1998 gab Frau Martin aus Altersgründen die Betreuung der Bibliothek auf. Die Bücher brauchten ein neues Domizil. Sie zogen in das Gebäude der ehemaligen Polytechnischen Oberschule – jetzt Grundschule – um. Die Ausleihe übernahm Frau Jablinski. Sie war Lehrerin an der Grundschule. Bürgermeister Reiner Lippmann zeigte sich sehr offen für neue Ideen. So organisierte er eine Spende der Firma Windkraft Unger von 1800 DM, um Fußbodenbelag, Regale, Kleinmöbel und anderes zu finanzieren. Weitere 2000 DM gewährte die Gemeinde zur Neueröffnung 1998 für Bücher, Videos, Hörkassetten, CDs und Spiele. Dadurch konnte mit einem neuen Konzept gearbeitet werden. Die Bibliothek öffnete wie seit vielen Jahren einmal in der Woche nachmittags und nun zusätzlich täglich (inzwischen dreimal wöchentlich) in der Mittagspause für die Grundschüler. Die Kinder konnten nicht nur alle Medien ausleihen, sondern auch malen, basteln und spielen. Davon machen sie bis heute regen Gebrauch. Am Ende des Jahres 1998 war der Bestand an Medien auf 1367 gewachsen, 140 Leser (zum größten Teil Kinder) hatten 2341 Bücher, Videos, Kassetten und CDs ausgeliehen.

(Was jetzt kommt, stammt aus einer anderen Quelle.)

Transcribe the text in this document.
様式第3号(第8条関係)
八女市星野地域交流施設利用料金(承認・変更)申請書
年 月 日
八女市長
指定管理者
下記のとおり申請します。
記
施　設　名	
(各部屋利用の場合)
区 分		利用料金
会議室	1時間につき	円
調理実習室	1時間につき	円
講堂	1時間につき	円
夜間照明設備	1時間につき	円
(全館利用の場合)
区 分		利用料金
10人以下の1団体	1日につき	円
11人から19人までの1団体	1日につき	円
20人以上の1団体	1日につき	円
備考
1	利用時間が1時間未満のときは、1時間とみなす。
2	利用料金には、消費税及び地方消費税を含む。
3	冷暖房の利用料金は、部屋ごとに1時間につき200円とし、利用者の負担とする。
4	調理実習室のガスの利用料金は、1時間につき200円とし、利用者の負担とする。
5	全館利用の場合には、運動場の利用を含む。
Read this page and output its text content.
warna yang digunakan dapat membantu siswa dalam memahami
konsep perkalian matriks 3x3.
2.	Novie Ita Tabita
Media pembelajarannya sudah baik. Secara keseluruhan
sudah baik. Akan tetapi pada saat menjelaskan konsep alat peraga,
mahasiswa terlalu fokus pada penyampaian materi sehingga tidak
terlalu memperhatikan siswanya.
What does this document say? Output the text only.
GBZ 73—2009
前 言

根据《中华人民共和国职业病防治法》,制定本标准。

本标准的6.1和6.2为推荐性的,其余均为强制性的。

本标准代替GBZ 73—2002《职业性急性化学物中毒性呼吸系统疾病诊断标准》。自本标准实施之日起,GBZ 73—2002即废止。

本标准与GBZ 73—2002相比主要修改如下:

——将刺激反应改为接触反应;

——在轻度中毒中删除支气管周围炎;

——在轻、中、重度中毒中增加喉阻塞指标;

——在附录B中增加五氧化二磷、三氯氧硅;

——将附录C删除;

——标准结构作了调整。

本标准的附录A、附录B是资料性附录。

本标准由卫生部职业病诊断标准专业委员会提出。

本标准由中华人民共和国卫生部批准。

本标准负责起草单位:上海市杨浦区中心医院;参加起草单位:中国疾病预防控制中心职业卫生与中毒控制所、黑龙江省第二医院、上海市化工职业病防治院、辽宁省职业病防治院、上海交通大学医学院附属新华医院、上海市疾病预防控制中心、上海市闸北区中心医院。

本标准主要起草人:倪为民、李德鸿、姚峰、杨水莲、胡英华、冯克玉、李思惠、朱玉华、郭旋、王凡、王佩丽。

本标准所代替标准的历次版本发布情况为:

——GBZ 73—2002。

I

Jetzt besitzt die Bibliothek 2969 Medien. Das liegt vor allem daran, dass Einwohner des Ortes oder Bekannte der Bücherei fast neue, oft sehr schöne Bücher schenken. Es gibt regelmäßig Veranstaltungen, vor allem für Kinder: Buchlesungen, Lesenächte, Wettbewerbe, Leseprojekte. Die Bücherei Dörnthal gehört seit 2018 zu der Stadtbibliothek Olbernhau.